Within a regex, everything is either a metacharacter or a literal character - the latter simply being a character that does not possess special meaning, but that matches the same character it represents.

The meaning of some metacharacters varies depending on if any regex modes are enabled - for example, the caret "^" metacharacter always matches the start of a string, but if Multiline mode is enabled, it also matches the start of a line.

In addition to different modes, it is important to be aware that there are two sets of metacharacters: those that only apply when in a normal expression, and a different (smaller) set which only apply when inside a character class. (For example, inside a character class the caret means "not", if it is the first character.)

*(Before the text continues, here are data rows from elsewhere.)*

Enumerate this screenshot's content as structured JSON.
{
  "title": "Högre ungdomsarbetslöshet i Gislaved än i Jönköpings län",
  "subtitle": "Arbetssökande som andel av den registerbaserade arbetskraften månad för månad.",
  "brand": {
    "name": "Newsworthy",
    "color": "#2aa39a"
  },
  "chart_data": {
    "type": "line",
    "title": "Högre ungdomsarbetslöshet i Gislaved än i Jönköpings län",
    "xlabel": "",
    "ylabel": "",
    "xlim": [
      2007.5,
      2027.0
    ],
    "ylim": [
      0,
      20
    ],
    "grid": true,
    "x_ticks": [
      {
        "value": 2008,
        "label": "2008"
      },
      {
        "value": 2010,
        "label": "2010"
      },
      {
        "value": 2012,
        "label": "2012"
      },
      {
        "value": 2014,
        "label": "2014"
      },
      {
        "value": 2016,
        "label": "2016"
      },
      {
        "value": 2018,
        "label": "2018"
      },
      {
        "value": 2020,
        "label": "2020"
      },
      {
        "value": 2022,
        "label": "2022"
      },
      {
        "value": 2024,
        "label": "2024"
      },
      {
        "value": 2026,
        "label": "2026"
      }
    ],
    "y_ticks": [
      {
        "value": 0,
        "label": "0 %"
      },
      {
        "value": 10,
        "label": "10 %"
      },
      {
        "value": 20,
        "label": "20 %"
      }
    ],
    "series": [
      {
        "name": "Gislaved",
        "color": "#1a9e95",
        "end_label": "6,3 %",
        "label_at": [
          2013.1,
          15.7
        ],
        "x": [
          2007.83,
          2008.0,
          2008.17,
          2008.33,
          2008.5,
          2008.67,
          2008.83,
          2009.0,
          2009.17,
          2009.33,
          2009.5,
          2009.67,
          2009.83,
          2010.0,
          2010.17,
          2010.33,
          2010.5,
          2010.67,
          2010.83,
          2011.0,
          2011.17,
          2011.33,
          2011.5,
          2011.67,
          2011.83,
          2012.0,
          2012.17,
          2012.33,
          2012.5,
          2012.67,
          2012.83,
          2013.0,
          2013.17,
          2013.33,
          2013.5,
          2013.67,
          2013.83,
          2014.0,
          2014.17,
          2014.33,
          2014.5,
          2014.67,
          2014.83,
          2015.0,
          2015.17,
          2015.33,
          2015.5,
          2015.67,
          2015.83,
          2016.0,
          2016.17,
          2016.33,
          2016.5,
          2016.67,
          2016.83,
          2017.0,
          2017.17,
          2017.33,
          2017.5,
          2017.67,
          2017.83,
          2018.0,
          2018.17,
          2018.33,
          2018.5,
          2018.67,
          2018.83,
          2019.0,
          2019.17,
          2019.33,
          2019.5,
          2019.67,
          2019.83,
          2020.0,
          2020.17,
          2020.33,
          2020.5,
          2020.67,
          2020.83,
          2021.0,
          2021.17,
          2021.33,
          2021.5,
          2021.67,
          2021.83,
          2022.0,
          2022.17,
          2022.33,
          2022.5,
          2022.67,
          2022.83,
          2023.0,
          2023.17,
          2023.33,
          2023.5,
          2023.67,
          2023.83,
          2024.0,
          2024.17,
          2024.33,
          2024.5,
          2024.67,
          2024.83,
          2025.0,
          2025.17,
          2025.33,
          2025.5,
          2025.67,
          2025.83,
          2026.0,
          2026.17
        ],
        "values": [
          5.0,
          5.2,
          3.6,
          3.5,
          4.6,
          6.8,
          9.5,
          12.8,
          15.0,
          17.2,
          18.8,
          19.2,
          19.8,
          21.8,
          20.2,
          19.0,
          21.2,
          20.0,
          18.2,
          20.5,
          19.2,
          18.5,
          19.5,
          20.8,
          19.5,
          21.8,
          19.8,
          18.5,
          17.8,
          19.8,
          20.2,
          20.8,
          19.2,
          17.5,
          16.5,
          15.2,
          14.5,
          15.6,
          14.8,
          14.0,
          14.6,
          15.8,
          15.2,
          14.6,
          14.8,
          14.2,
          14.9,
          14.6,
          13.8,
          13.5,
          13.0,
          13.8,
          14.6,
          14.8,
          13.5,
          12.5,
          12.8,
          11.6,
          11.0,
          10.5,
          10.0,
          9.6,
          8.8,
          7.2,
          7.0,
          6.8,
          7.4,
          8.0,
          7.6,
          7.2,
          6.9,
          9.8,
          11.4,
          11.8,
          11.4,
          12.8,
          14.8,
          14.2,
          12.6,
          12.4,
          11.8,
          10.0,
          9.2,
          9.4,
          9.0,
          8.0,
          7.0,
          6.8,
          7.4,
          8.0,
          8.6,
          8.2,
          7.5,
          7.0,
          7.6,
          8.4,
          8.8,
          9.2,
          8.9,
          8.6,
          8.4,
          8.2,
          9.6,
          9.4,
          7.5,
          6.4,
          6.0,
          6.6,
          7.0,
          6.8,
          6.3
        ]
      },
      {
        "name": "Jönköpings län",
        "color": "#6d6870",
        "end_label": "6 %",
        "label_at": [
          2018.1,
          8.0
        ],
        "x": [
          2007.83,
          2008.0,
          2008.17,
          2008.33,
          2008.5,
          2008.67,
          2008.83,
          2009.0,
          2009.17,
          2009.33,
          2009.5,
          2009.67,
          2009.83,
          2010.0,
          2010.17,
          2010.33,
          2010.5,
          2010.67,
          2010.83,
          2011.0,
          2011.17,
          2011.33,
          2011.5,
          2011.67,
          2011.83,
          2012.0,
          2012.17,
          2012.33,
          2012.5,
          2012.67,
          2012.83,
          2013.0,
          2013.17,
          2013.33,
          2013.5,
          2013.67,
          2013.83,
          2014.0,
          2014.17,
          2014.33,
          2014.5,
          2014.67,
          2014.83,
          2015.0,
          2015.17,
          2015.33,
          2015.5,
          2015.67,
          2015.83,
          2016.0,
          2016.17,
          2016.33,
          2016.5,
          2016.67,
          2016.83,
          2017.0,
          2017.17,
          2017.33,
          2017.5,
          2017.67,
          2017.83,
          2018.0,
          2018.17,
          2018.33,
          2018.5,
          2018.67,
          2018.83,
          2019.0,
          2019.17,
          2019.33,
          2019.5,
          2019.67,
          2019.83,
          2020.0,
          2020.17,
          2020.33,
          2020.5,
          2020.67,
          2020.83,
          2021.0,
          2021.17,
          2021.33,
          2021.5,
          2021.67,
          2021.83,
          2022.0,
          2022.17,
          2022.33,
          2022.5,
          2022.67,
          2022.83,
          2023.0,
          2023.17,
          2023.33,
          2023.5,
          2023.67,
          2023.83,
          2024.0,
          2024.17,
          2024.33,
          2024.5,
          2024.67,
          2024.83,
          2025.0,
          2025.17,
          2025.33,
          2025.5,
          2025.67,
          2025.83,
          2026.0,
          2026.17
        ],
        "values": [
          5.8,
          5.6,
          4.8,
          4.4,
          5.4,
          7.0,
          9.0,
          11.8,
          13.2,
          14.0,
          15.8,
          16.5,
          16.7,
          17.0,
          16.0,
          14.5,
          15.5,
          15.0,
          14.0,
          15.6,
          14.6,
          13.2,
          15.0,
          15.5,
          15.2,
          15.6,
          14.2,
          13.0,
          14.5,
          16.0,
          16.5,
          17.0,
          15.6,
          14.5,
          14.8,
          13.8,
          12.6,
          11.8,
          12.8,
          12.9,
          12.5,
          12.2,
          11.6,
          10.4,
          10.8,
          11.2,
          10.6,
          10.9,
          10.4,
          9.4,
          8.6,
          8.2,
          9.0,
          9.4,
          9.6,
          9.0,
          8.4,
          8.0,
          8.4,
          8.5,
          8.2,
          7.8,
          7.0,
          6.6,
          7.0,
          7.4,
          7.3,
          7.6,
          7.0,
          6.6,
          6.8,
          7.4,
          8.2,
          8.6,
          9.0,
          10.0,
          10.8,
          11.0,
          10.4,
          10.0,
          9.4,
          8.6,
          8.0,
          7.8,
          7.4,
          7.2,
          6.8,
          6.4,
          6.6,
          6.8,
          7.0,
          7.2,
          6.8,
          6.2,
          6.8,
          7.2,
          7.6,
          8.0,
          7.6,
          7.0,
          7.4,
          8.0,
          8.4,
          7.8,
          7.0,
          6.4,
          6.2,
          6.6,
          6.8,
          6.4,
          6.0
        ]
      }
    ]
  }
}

Perhaps the most important metacharacter is the backslash "\" which has the ability to escape or create metacharacters by preceeding another character. That is, by using "\^", you are escaping the metacharacter and indicating the literal caret character should be matched at this point, whilst doing "\b" will instead create a metacharacter, which in this case tells the regex engine to match a word boundary at that point.

Different regex implementations can have different metacharacters - and some use the same metacharacters but may have subtly different meanings - so it is important to ensure you know what metacharacters to use for the particular regex engine which you are using.

The specific meanings of metacharacters is defined in the pages describing their features, or you can refer to the metacharacter reference chart for an overview.